There’s much more to a new North Carolina Senate bill than crowdfunding. it includes revised details about the “Small Business Venture Fund” that could mean as much as $100 million for startups and emerging companies.
But there are several limits, including limits on how much can be invested in Triangle companies.
Companies also must report less than $5 million in annual revenues and have a North Carolina “nexus.”
And at least 20 percent must go to companies owned by veterans.
As WTW reported earlier Thursday, three Republican Senators filed the crowdfunding legislation as part of the “Prosperity & Econ. Opportunity For All N.C. Act.” or Senate Bill (SB) 826.
Senators Rick Gunn, Ralph Hise and Harry Brown are the “primary sponsors.”
Far down in the text, or “Part III,” are the details about the investment fund. It would be overseen by the State Treasurer and draw from the “Escheat Fund.” According to the Treasurer’s website the state currently holds “approximately $438 million in the unclaimed property fund.”
Who can be funded – and where
The bill stakes out clear guidelines for what companies are eligible, from ownership to location.
- “Such assets shall be allocated to small business ventures (i) with a North Carolina nexus; (ii) of various sizes, growth potential, and industry classifications to maximize opportunities for reasonable return on investment, accounting for risks associated with similar types of investment, and to provide capital and growth opportunities for small business enterprises typically underserved by ordinary venture capital and investment funds; and (iii) that diversify investment risk and maximize the number of business ventures that may benefit from the Fund.”
Here are definitions of terms included in the above passage:
- “North Carolina nexus. A business has a North Carolina nexus if it is headquartered or domiciled in this State; has a demonstrable and significant portion of its affiliated operations or contractual service operations in this State; or deploys a demonstrable and significant amount of investable capital to acquire, license, or otherwise commercialize intellectual property developed in this State, including through public or private university technology transfer programs.

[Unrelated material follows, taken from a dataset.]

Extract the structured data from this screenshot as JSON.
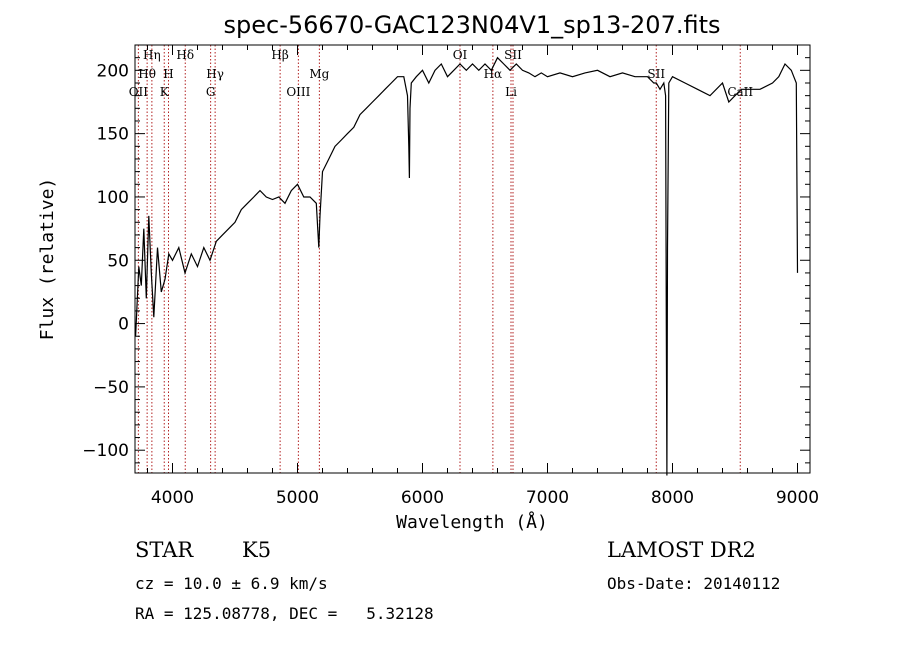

- “Small business. A small business is a business whose annual receipts, combined with the annual receipts of all related persons, for the applicable period of measurement did not exceed five million dollars ($5,000,000).”
Where can the funds be invested?
- “No more than thirty‑three percent (33%) of such assets may be allocated to business ventures located in urban regions in the State, including the counties of Wake, Durham, Mecklenburg, and Orange.”
There’s help for veterans:
- “At least twenty percent (20%) of such assets shall be invested in business ventures started and owned, in at least majority part, by a veteran of any branch of the Armed Forces of the United States (i) whose character of service at separation was honorable or under honorable conditions and (ii) who has not been convicted of a felony offense or who has been convicted of one or more felonies but each conviction has been expunged.”
And investments will be limited to $20 million a year.
- “The maximum amount for total annual investments, excluding rollover investments, made in any single calendar year is twenty million dollars ($20,000,000). No investment may be made that, when considered together with other investments made during a single calendar year, excluding rollover investments, could cause the State’s total annual investments during a single calendar year to exceed twenty million dollars ($20,000,000). A rollover investment equals the difference between the maximum allowed investment amount for a single calendar year and the amount actually invested for such year.”
Inside the bill
Here are some other key points:
- “It shall be the duty of the State Treasurer to invest the cash of the funds enumerated in subsection (a) of this section in excess of the amount required to meet the current needs and demands on such funds. The State Treasurer may invest the funds as provided in this subsection. If an investment was authorized by this subsection at the time the investment was made or contractually committed to be made, then that investment shall continue to be authorized by this subsection, and none of the percentage or other limitation on investments set forth in this subsection shall be construed to require the State Treasurer to subsequently dispose of the investment or fail to honor any contractual commitments as a result of changes in market values, ratings, or other investment qualifications. For purposes of computing market values on which percentage limitations on investments in this subsection are based, all investments shall be valued as of the last date of the most recent fiscal quarter.”
- “The State Treasurer shall engage a third‑party professional actuary or consultant to conduct a valuation and projection of the financial status of the Escheat Fund. The associated costs for the services may be directly charged to the Escheat Fund. …
- With respect to assets of the Escheat Fund, in addition to those investments otherwise authorized by this subdivision, up to one hundred million dollars ($100,000,000) of such assets may be invested as authorized under G.S. 147‑69.2B.”
Who runs the fund?
“The State Treasurer shall assign professional and clerical staff to assist in the oversight of the Fund. All costs for the third‑party investment management firm and the professional and clerical staff shall be borne by the Fund …
Who makes the investments?
- “[F]following a public procurement process, a designee of the Governor, a designee of the State Treasurer, a designee of the Speaker of the House of Representatives, and a designee of the President Pro Tempore of the Senate shall jointly and unanimously select a third‑party professional investment management firm, registered with the U.S. Securities and Exchange Commission, to administer the Fund and select investment opportunities appropriate for receiving allocations from the Fund on the basis of potential return on investment and the risks attendant thereto.”